The farm makes you crazy, crazy from the heat and the exhaustion, and the never-ending lists of tasks to be completed, and the feeling that you could never shower enough times in one day, or ever escape the sounds of the roosters and the dogs barking and jumping on you and licking your sweat, crazy from the need to get out. It might be the hardest thing this city girl has ever done, committing to two weeks in the middle of fucking nowhere. And strangely, it’s not the work that’s getting to me, not the long hours spent weeding in the sun and the repetition of tossing large branches, some covered in thorns, into the back of the tractor.

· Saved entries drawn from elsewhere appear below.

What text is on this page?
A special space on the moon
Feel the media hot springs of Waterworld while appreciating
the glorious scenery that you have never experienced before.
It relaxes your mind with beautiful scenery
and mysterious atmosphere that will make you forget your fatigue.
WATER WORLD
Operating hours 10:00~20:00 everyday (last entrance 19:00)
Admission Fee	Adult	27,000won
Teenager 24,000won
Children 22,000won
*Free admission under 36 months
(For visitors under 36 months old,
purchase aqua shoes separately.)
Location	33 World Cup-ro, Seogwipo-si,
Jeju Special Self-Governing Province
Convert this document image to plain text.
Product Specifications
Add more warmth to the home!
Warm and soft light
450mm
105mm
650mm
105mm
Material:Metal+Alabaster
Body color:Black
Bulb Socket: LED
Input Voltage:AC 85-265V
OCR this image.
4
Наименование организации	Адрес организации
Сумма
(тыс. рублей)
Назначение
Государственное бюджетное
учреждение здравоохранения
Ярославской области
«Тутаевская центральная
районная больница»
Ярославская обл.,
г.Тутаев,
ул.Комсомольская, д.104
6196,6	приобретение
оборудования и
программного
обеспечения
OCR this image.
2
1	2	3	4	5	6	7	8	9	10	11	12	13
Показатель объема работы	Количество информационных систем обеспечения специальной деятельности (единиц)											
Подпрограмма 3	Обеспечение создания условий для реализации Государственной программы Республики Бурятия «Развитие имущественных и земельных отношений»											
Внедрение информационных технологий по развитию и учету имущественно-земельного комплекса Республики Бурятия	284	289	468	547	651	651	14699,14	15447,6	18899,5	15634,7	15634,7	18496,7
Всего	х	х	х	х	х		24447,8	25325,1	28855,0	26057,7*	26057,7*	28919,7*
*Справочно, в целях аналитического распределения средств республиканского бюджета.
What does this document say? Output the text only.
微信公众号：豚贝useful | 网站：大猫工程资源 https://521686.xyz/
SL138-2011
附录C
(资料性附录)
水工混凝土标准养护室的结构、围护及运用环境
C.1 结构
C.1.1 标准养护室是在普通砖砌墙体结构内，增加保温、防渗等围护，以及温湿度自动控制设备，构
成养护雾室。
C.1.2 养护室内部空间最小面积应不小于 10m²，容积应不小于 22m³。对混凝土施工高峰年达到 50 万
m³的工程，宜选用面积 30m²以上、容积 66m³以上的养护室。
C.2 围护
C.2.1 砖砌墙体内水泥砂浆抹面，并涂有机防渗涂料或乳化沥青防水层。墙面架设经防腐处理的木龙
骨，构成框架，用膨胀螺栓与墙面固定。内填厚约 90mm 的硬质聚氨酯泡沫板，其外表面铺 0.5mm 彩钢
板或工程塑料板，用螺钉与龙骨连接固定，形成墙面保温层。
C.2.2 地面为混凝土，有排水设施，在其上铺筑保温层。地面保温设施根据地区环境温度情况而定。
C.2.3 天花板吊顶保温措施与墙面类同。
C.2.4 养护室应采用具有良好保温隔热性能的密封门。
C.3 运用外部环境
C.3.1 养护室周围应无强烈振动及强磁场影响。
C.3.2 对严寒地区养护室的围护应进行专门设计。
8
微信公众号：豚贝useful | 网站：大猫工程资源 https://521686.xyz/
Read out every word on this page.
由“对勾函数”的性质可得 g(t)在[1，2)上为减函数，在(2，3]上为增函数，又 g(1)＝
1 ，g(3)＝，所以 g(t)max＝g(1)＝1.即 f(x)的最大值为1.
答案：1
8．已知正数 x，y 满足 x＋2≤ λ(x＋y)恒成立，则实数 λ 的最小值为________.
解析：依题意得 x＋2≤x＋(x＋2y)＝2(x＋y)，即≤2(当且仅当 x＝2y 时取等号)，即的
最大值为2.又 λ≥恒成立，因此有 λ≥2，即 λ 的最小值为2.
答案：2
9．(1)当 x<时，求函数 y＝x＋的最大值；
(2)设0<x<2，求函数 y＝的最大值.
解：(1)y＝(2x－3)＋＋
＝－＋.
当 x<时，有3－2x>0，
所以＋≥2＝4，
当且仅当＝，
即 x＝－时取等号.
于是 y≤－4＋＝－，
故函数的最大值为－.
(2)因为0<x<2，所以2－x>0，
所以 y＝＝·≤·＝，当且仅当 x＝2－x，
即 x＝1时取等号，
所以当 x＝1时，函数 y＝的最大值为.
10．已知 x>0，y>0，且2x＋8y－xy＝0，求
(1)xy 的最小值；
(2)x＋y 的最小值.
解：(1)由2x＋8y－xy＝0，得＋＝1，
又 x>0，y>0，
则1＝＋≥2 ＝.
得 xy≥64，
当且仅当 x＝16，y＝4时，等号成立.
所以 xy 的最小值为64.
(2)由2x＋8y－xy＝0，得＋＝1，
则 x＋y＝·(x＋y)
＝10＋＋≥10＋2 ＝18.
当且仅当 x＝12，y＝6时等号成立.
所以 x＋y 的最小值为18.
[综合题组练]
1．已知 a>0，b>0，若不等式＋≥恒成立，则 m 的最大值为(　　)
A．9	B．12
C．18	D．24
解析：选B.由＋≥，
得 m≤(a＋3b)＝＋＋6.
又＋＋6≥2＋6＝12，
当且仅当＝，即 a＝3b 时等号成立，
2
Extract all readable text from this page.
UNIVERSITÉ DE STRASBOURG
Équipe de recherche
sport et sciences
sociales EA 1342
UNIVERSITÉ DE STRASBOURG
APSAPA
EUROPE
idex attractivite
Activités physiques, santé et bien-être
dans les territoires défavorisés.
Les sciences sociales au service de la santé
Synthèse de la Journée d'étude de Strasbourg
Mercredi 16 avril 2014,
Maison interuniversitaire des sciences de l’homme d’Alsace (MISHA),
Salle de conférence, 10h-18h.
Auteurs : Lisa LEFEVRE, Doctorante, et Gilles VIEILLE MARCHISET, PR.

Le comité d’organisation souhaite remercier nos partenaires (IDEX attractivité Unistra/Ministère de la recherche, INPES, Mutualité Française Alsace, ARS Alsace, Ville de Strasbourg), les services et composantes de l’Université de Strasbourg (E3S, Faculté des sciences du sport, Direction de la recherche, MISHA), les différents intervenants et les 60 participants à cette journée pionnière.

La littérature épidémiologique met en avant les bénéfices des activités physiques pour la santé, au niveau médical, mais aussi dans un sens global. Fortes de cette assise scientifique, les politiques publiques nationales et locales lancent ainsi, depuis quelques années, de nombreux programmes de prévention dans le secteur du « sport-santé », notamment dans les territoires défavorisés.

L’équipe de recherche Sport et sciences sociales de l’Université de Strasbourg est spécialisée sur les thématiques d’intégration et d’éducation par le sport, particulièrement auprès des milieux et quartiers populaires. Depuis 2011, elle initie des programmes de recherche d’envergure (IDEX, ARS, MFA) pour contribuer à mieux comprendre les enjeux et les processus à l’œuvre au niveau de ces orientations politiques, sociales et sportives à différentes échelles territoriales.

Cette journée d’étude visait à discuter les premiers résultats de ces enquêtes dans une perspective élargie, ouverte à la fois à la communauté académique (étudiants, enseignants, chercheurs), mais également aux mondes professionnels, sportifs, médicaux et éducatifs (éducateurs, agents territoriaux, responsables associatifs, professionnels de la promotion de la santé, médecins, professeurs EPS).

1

It’s not the fact that this house is filled with strange smells — most not all that enticing — or that I have been turned off of apple butter forever after seeing the state of the apples that are used to make it, let’s say the cast-offs of better times. Rather the hardest part of this place is feeling like I have been thrown into the work without being welcomed into the home, that they smile and say you are part of the family and then get angry when you don’t understand vague instructions given in halting French, or worse, instructions in Italian to which you can only stare back blankly. The hardest part is hearing the woman tear into her husband after every little thing that goes wrong (and even just when he is slow on the uptake) and having to choke back a second piece of the blackberry clafoutis, which is, after all that, far too cloyingly sweet and made with even the hardest, dried-up berries, because she couldn’t bear to sacrifice any.
So yes, I had an alternate ending to this story, and this post. I had a couple of paragraphs written about not quitting despite being far out of my element. I had paragraphs written about the golden sun setting as I sat in the back of the caravan and about the universal language of the kitchen. But the people and the shouting and the snapping got to me. It’s a beautiful region, filled with mountains and valleys and cresses and rows of grape vines that stretch as far as the eye can see, but I’m leaving. Sometimes you just have to pick up and leave.